Clustering threshold
The -c option of CD-HIT is roughly equivalent to the ‑id option of USEARCH. There are two important differences. USEARCH and CD-HIT use different definitions of identity. USEARCH counts gaps as differences, but CD-HIT does not. This means that CD-HIT assigns systematically higher identities to alignments containing gaps. In addition, CD-HIT has lower gap and mismatch penalties than other programs. This means that CD-HIT tends to produce "gappier" alignments with more match columns. This effect also produces systematically higher identities. The net result of these issues is that the CD-HIT clustering threshold is not directly comparable with USEARCH. For example, I would estimate that -c 0.95 is roughly comparable to ‑id 0.97 in USEARCH, but it should be noted that the differences cannot be compensated by a re-scaling of identity.

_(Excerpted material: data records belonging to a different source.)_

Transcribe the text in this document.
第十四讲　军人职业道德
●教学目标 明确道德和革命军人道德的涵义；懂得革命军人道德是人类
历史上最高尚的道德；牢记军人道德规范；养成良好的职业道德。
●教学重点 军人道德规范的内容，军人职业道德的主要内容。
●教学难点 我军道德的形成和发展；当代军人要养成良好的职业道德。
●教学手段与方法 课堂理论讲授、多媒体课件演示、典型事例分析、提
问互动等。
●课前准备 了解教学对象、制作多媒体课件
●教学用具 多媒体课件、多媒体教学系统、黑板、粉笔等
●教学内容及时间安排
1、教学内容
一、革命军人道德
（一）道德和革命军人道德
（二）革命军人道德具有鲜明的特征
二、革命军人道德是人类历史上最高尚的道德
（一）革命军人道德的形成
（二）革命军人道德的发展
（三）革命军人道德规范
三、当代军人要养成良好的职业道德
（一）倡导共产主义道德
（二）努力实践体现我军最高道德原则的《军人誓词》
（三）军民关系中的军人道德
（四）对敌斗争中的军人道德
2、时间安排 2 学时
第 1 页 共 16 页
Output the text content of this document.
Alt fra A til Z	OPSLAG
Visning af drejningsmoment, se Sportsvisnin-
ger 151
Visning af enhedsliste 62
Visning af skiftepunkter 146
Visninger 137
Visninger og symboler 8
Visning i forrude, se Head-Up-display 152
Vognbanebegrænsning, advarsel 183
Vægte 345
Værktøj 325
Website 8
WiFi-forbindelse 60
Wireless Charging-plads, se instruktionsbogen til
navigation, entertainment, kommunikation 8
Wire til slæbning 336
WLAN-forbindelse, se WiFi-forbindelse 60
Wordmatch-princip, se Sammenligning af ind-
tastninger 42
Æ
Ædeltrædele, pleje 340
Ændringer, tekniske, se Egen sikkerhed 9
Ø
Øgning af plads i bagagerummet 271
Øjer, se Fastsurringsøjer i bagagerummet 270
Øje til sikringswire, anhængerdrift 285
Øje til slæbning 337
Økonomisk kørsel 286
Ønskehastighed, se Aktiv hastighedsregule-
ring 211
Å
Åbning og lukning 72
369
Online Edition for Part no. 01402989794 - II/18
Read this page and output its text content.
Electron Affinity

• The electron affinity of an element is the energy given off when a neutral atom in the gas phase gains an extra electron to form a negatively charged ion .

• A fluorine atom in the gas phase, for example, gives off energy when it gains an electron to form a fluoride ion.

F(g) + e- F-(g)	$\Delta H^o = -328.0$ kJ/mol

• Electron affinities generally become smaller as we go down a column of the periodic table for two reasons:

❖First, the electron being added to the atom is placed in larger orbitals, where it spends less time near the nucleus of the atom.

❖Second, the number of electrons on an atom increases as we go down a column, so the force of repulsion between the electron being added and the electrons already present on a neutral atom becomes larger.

Alignment heuristics and banding
Both CD-HIT and USEARCH use fast heuristics to compute global alignments. However, there are important differences. Both programs use a technique called "banding" to limit the region of the dynamic programming matrix that is filled in, but the strategies are quite different, and the ‑band option of USEARCH is not equivalent to the -b option of CD-HIT. In CD-HIT, the band spans the entire alignment. USEARCH starts by finding HSPs using an X-drop algorithm similar to BLAST. Banding is used only for regions between HSPs, and the band width is set dynamically according to the length difference of the aligned regions. The ‑band option of USEARCH sets a minimum radius of the band (width = radius x 2 + 1), while the CD-HIT -b option sets the maximum width of the band. The net result is that CD-HIT alignments are much more prone to banding artifacts.